5. 9/11 Memorial: The memorial honors the lives of those who were lost in the World Trade Center attack. The names of every person who died in the attacks on both Feb. 26, 1993 and Sept. 11, 2001 are inscribed in bronze around the twin memorial pools. There are signboards such as the one telling about the “Survivor Tree.” The tree was one of the few things in the Ground Zero area that survived even though it was severely damaged. It stands as a symbol of hope and survival. The 9/11 Memorial Museum is not normally free but on Tuesdays from 5 to 8 p.m. visitors may enter without a charge. Right next door visitors can find the Oculus, a transportation hub and shopping mall built alongside the One World Trade Center.
6. High Line: The High Line is a 1.45-mile-long New York City linear park built on an elevated section of a disused New York Central Railroad spur called the West Side Line. Knowledgeable docents offer twice-a-week walking tours giving visitors an insider’s perspective on the park’s history. It is accessed by elevator and stairs at various points. Along the way visitors can view artworks, listen to music, check out the vendors, and more.
7. Art: The Chelsea area is home to many free art galleries. Most are between 20th to 29th street between 10th and 11th avenues. There are several museums that are always free such as the American Folk Art Museum while some art museums such as the Whitney Museum of American Art offer “Pay What You Wish” Friday evenings. Many museums are free on specific days or specific times while others like the Cloisters and the Metropolitan Museum of Art always offer “pay what you wish.”

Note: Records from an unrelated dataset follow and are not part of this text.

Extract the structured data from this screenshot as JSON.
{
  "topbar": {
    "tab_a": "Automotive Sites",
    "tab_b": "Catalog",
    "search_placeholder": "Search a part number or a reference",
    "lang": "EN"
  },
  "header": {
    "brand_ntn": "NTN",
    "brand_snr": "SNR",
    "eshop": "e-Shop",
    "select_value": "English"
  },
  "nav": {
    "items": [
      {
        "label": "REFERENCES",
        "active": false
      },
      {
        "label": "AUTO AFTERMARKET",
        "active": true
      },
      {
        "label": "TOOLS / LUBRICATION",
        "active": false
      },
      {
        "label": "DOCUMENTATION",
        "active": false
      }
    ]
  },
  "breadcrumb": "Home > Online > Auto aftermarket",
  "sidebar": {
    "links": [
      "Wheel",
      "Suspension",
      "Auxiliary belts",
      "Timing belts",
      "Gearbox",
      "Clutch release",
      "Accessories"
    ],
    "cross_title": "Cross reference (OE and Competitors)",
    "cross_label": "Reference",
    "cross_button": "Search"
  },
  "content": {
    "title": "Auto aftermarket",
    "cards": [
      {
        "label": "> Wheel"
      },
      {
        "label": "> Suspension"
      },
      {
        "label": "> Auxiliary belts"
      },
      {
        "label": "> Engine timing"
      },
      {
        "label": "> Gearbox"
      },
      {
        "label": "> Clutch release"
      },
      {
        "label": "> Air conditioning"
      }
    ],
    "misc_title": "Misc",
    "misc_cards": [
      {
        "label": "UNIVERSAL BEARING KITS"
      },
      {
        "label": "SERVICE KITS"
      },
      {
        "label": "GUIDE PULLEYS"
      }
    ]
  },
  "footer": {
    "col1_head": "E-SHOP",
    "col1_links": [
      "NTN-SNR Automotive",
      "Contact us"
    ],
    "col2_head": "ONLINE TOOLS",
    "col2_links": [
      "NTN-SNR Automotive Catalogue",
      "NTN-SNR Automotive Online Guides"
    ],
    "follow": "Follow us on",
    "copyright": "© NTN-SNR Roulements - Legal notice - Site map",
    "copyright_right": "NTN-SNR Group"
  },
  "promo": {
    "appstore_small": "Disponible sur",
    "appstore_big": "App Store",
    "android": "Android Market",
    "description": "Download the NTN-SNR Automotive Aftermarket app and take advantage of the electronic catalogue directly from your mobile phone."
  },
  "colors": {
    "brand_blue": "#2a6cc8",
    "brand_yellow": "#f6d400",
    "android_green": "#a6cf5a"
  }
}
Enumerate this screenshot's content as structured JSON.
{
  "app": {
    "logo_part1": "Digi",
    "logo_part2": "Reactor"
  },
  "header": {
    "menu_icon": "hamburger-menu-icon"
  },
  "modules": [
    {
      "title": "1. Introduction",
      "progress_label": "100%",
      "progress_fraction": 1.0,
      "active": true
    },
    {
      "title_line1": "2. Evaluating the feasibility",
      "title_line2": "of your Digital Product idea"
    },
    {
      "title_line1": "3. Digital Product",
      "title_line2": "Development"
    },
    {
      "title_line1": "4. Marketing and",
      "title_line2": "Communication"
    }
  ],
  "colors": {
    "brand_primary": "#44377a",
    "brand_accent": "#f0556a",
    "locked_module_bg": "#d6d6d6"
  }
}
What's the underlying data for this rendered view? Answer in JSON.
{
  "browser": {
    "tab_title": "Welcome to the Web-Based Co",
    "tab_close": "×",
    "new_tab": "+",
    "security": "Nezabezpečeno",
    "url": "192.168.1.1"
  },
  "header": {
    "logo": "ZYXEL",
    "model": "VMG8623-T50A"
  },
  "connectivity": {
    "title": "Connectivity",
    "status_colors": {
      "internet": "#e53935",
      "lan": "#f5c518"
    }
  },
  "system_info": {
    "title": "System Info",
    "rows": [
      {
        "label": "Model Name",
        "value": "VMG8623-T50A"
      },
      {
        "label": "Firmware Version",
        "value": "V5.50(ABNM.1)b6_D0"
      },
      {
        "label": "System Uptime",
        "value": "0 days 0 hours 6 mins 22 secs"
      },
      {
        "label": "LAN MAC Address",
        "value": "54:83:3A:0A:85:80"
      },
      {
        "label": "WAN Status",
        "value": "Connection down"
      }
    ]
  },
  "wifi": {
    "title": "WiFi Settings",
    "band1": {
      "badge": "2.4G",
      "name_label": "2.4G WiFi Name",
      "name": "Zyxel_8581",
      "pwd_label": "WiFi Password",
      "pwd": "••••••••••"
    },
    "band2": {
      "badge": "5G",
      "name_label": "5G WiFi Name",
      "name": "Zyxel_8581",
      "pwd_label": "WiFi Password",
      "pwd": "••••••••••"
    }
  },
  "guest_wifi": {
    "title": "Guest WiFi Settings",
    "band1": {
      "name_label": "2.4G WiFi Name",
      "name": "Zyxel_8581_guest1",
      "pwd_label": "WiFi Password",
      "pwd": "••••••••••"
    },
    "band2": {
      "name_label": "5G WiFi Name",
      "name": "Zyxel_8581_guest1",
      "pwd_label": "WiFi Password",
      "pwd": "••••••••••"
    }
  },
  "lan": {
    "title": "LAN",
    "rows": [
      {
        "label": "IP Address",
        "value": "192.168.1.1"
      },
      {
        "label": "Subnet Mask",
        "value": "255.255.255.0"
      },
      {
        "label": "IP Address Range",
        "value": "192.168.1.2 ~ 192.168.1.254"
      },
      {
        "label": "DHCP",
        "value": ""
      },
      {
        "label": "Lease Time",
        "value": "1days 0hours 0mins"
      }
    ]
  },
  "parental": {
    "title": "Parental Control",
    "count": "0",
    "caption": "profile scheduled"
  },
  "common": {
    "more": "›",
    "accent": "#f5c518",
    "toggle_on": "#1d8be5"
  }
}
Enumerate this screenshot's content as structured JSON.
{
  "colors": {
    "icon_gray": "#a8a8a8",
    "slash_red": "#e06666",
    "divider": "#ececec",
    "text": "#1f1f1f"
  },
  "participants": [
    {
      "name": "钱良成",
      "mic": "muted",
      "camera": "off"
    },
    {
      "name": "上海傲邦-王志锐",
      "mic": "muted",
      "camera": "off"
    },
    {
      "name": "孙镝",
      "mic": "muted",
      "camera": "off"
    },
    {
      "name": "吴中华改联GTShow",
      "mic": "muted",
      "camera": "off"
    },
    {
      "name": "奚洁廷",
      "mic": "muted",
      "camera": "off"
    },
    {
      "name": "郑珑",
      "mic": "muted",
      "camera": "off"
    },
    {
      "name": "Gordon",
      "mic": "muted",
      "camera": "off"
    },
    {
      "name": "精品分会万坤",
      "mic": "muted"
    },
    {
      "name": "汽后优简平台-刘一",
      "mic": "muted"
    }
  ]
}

8. African American Burial Ground: One of NYC’s newest attractions is the open-air African American Burial Ground. A construction project in 1991 uncovered more than 400 caskets of slaves from an age when New York had more slaves than any American city outside of Charleston, South Carolina. The visitor center has a 20-minute video and many informative displays. Free ranger-led tours are available but must be requested two weeks in advance.
9. Little Island: This is the newest attraction in New York City. Opened in May, Little Island is a 2.7-acre garden that is floating on Hudson River. It’s connected to Manhattan by a walkway that takes visitors from the trendy Meatpacking District. It features rolling hills, walking paths and open lawns, with dazzling views of NYC and a beautifully curated mix of trees, shrubs, perennials and grasses. Its 700 seat amphitheater offers a variety of shows at no charge. Entrances are at 13th and 14th streets on the west side.
10. More freebies: There is an event or parade nearly every weekend somewhere in the city. The Juilliard School of Music often has free performances. Many of the city’s buildings have amazing interiors and can be entered at no charge, including Grand Central Terminal, the Federal Reserve Bank, St. Patrick’s Cathedral, and the Chrysler Building but some have a fee for a guided tour. The Federal Reserve Banks offers free tours detailing its role and responsibility plus it includes the Gold Vault. Just steps from Times Square is beautiful Bryant Park where they host over 1000 free events, classes, and activities annually.
Photo: Little Island is the newest attraction in New York City. Opened in May, it features rolling hills, walking paths and open lawns, with dazzling views of NYC and a beautifully curated mix of trees, shrubs, perennials and grasses.